Uit onderzoek blijkt dat: * mannen die weduwnaar worden vaak minder goed in staat zijn tot goede rouwverwerking, evenals jonge mensen en mensen met een depressieverleden. * Een eigen kind verliezen is zo traumatisch dat ouders daar jaren later nog moeilijkheden mee hebben. * Ook het plotseling verliezen van een dierbare, bijvoorbeeld door een ongeluk, is bijzonder traumatisch. * Het gebruik van vermijdingsstrategieën als copingmechanisme is niet goed voor de rouwverwerking. Dit is echter cultuurafhankelijk: in de ene cultuur kan vermijding belemmerend werken in het rouwproces, in de andere cultuur heeft vermijding geen invloed op dat proces. * Daarnaast hebben sommige subgroepen minder grote kans op sociale steun om rouwverwerking te versterken zoals mensen in LHBTIQ-relaties en mensen op oudere leeftijd
30
Wat is de fysieke en psychosociale impact na overlijden van een dierbare?

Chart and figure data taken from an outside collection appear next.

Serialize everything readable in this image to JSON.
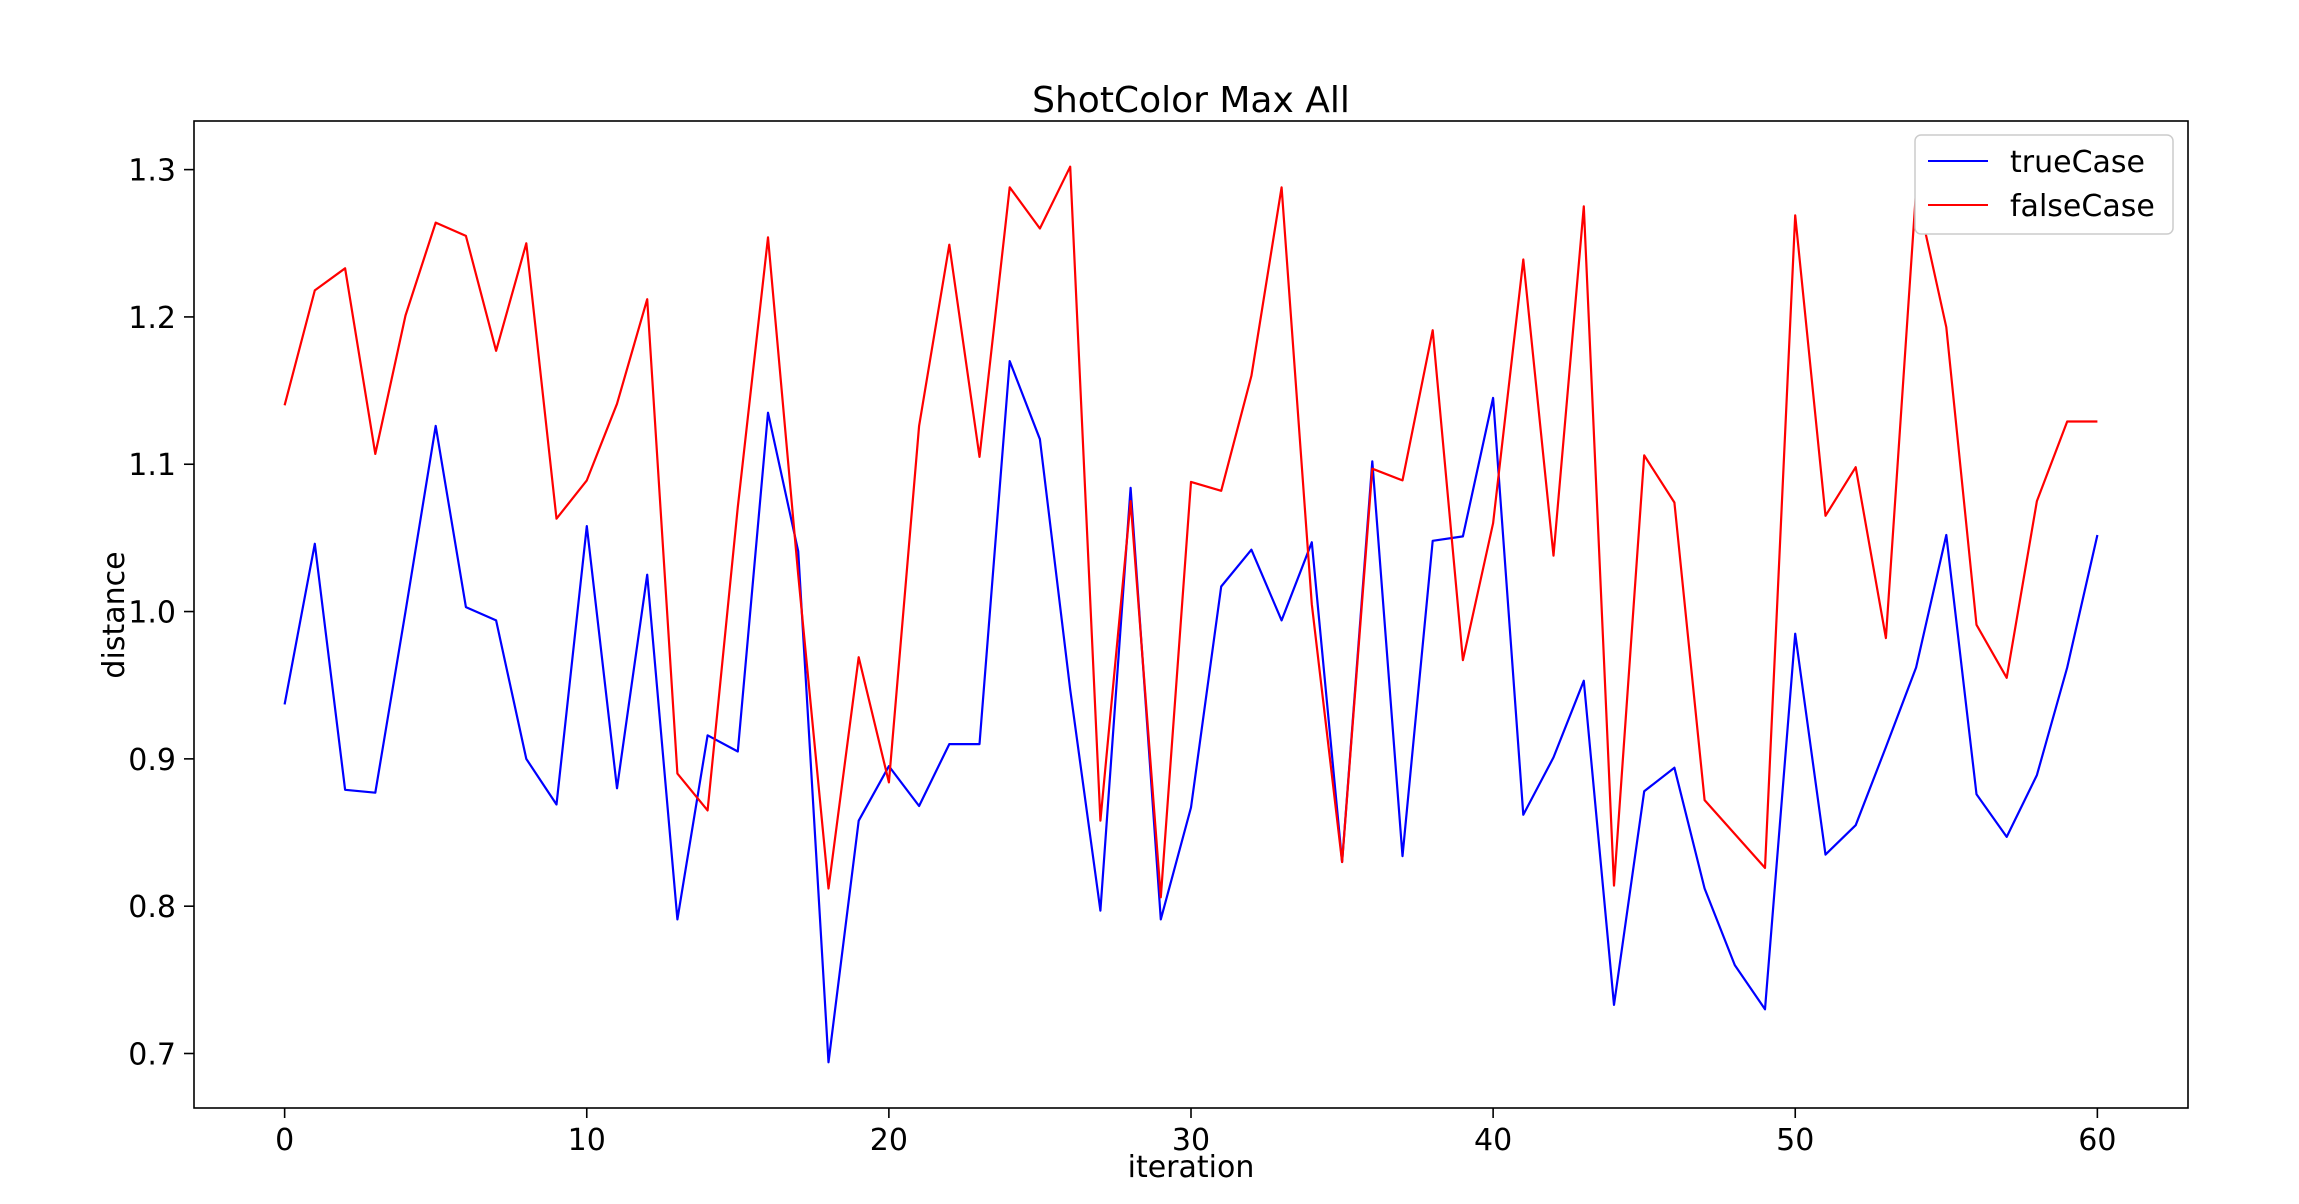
{
  "chart_data": {
    "type": "line",
    "title": "ShotColor Max All",
    "xlabel": "iteration",
    "ylabel": "distance",
    "xlim": [
      -3,
      63
    ],
    "ylim": [
      0.663,
      1.333
    ],
    "xticks": [
      0,
      10,
      20,
      30,
      40,
      50,
      60
    ],
    "yticks": [
      0.7,
      0.8,
      0.9,
      1.0,
      1.1,
      1.2,
      1.3
    ],
    "xtick_labels": [
      "0",
      "10",
      "20",
      "30",
      "40",
      "50",
      "60"
    ],
    "ytick_labels": [
      "0.7",
      "0.8",
      "0.9",
      "1.0",
      "1.1",
      "1.2",
      "1.3"
    ],
    "grid": false,
    "legend_position": "top-right",
    "x": [
      0,
      1,
      2,
      3,
      4,
      5,
      6,
      7,
      8,
      9,
      10,
      11,
      12,
      13,
      14,
      15,
      16,
      17,
      18,
      19,
      20,
      21,
      22,
      23,
      24,
      25,
      26,
      27,
      28,
      29,
      30,
      31,
      32,
      33,
      34,
      35,
      36,
      37,
      38,
      39,
      40,
      41,
      42,
      43,
      44,
      45,
      46,
      47,
      48,
      49,
      50,
      51,
      52,
      53,
      54,
      55,
      56,
      57,
      58,
      59,
      60
    ],
    "series": [
      {
        "name": "trueCase",
        "color": "#0000ff",
        "values": [
          0.937,
          1.046,
          0.879,
          0.877,
          1.0,
          1.126,
          1.003,
          0.994,
          0.9,
          0.869,
          1.058,
          0.88,
          1.025,
          0.791,
          0.916,
          0.905,
          1.135,
          1.041,
          0.694,
          0.858,
          0.895,
          0.868,
          0.91,
          0.91,
          1.17,
          1.117,
          0.947,
          0.797,
          1.084,
          0.791,
          0.867,
          1.017,
          1.042,
          0.994,
          1.047,
          0.83,
          1.102,
          0.834,
          1.048,
          1.051,
          1.145,
          0.862,
          0.901,
          0.953,
          0.733,
          0.878,
          0.894,
          0.812,
          0.76,
          0.73,
          0.985,
          0.835,
          0.855,
          0.908,
          0.962,
          1.052,
          0.876,
          0.847,
          0.889,
          0.962,
          1.052
        ]
      },
      {
        "name": "falseCase",
        "color": "#ff0000",
        "values": [
          1.14,
          1.218,
          1.233,
          1.107,
          1.201,
          1.264,
          1.255,
          1.177,
          1.25,
          1.063,
          1.089,
          1.141,
          1.212,
          0.89,
          0.865,
          1.071,
          1.254,
          1.025,
          0.812,
          0.969,
          0.884,
          1.126,
          1.249,
          1.105,
          1.288,
          1.26,
          1.302,
          0.858,
          1.075,
          0.806,
          1.088,
          1.082,
          1.16,
          1.288,
          1.005,
          0.83,
          1.097,
          1.089,
          1.191,
          0.967,
          1.06,
          1.239,
          1.038,
          1.275,
          0.814,
          1.106,
          1.074,
          0.872,
          0.849,
          0.826,
          1.269,
          1.065,
          1.098,
          0.982,
          1.286,
          1.193,
          0.991,
          0.955,
          1.075,
          1.129,
          1.129
        ]
      }
    ]
  }
}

De maanden na de dood van een dierbare is de immuunfunctie verlaagd, eet men minder en verliest men gewicht, en er zitten meer stresshormonen in het bloed. Herhaalde coping met ziekte en dood vergt een emotionele tol met toenemende demoralisatie, slaapproblemen en stressreacties. Sociale support is erg belangrijk.
31
Hoe noem je het als iemand zeer veel moeite heeft om om te gaan met het verdriet dat bij het overlijden van een dierbare komt kijken?
**Complicated grief** gecompliceerde rouwverwerking - Dit uit zich in een intens verlangen naar de overledene, ongeloof, verbittering, depressie, en gedachten aan de dood. Als dit meer dan 6 maanden aanhoudt, is interventie nodig.
32
Wanneer is interventie nodig bij rouwverwerking en welke worden genoemd?
Interventies zijn nodig bij gecompliceerde rouwverwerking, mensen die niet goed om kunnen gaan met het verlies. Succesvolle componenten in interventies zijn: * groepsdiscussie en rollenspellen: in de rollenspellen wordt geoefend met het hanteren van probleemgebaseerde copingstrategieën om stress te verminderen * systematische desensitisatie waarin de cliënt in stappen leert om na te denken hoe men verder wil met het leven, daarbij doelen te stellen en na te gaan hoe die te realiseren.